The proposed US-Iran agreement to reopen the Strait of Hormuz has sparked optimism for global shipping and oil markets. However, significant risks remain that could disrupt operations for months. Naval mines, high insurance costs, and ongoing geopolitical tensions mean that restoring normal shipping conditions will be a complex process.
While the deal aims to lift the US naval blockade and allow Iran to resume oil exports, the reality is that the strait is still littered with mines from recent conflicts. Clearing these mines could take weeks, and independent verification will be necessary to ensure safe passage for vessels.

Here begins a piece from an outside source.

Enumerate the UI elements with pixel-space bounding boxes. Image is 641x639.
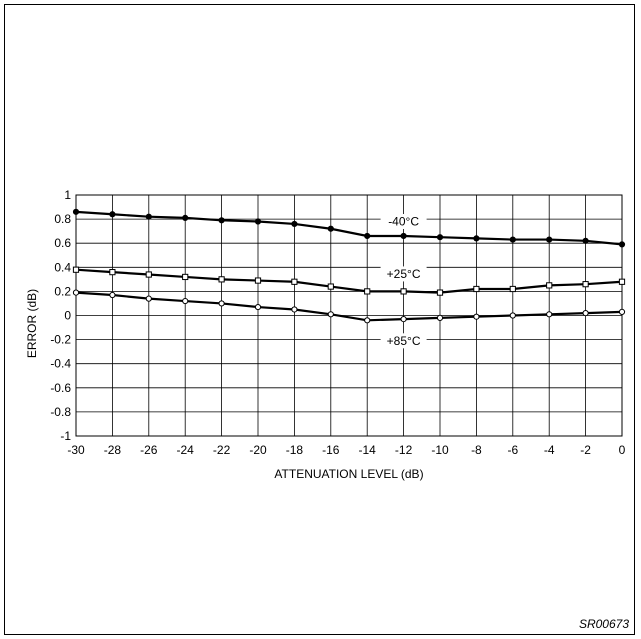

Until then, shipping firms are likely to face steep insurance premiums, which have skyrocketed compared to pre-conflict rates.
Currently, hundreds of vessels are stranded in the Gulf, awaiting safe passage to resume operations. The backlog includes fully loaded tankers and empty ships, with thousands of seafarers still aboard. The reluctance of crews to operate in the region adds another layer of complexity, potentially delaying the return to normal shipping schedules.
Moreover, while Gulf countries can ramp up oil production, they must first conduct safety inspections and repairs to damaged infrastructure. Analysts predict that it may take until late September for energy flows to stabilise, with lingering concerns about Iran’s future actions and the potential for renewed hostilities. The situation remains precarious, with the risk of further disruptions looming over the vital shipping route.